演奏の二大ポイント

◇腹式呼吸(大きく息を吸って同じ圧力で吐き続ける)
 吹く直前に、大きく空気を吸い込みます。次に大きく吸った空気を一度に、また不必要に溜めたりしないで、決まった量をセーブしながら少しづつ吐き出して行きます。
 この出すときの吐き方が一つのコツになります。胸(肺)や口先だけで呼吸を調節するのでなく、お腹の底からしぼるように、腹圧をコンントロールしながら横隔膜を自然に押し上げる気持ちで、お腹に力を入れて最後まで徐々に吐き出すことが腹式呼吸のコツです。
 一つの小節の吹き方を例にすると、たとえば、一小節内のメロディーでは、よし笛に加わる風圧は一定で同じ強さになります。それは、小節内のフレーズの音の流れに表現を付けたり、フレーズのつなぎ目でブレスがしっかり瞬時にするためで、非常に聞きやすくきれいに演奏することができます。

◇空気のスイッチ(喉と舌の使い方)
 腹式呼吸と並んで、非常に大事なポイント(タンギング)です。知らずに吹いていると、数年経験された方でもなかなか上達しておられないことがあります。
 スタッカートのように瞬時に空気を遮断する方法です。口内の空気の増減だけで、フー、フーと吹くのではなく、お腹から続けて押し上がって来る空気を、瞬時にON・OFFするスイッチの役目を果たします。複式呼吸によってお腹からは常に圧力が掛ったままになっていますから、口元で瞬時に空気を遮断開閉します。
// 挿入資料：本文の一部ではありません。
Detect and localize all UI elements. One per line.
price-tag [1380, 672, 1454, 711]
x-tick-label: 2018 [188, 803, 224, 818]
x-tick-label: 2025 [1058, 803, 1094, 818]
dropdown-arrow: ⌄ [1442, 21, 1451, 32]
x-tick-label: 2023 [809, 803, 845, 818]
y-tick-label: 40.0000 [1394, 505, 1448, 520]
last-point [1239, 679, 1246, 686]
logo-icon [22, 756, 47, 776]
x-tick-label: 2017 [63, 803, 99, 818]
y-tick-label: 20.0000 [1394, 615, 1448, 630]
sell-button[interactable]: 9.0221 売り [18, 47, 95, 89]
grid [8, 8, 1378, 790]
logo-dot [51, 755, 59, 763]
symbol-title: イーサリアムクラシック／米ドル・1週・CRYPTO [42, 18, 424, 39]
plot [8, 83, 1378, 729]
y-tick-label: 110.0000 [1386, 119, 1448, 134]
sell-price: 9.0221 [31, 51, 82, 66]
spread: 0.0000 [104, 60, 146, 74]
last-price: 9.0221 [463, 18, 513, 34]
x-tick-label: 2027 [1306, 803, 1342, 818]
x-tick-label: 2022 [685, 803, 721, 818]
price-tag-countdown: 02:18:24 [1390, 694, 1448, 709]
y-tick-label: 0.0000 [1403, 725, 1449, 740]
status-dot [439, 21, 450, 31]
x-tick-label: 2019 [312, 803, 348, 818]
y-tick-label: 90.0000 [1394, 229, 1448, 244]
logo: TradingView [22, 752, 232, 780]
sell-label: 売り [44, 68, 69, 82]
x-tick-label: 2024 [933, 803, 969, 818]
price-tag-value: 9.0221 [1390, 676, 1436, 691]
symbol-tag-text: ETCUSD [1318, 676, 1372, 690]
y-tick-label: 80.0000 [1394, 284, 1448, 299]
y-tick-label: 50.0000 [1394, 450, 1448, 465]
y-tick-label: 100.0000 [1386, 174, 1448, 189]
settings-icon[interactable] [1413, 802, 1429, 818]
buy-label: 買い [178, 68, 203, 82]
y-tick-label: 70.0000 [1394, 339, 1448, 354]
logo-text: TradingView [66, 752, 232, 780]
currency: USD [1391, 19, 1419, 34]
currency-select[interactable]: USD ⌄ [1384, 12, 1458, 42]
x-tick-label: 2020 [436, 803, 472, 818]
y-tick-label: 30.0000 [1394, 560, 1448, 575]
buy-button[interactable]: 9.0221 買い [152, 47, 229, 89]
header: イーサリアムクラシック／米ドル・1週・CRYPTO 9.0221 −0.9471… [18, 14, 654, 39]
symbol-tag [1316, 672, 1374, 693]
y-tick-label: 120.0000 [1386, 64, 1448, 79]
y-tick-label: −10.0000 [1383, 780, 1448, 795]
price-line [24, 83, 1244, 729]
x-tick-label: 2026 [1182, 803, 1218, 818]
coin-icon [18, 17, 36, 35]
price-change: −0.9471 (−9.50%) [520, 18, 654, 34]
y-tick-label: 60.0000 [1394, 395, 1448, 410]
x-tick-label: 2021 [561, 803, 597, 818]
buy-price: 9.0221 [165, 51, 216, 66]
お腹の圧力を緩めて音を止めるのではありません。喉の奥と舌で空気を開閉します。吹き出しは、吹く前に息を止めおなかに先に空気を圧縮しておき、喉と舌を開いて、瞬発力を加えて空気を押し出します。逆に切るときは、吹いていたときの圧縮された空気を一瞬に遮断します。音が出ている間は常に一定の音圧はかかっています。そうすることによって、一個一個のオタマジャクシの開閉のたびに音圧が下がったり、音程も狂うことはありません。メロディーをきれいに表現できるかどうかの分かれ目ですのでよく習得しましょう。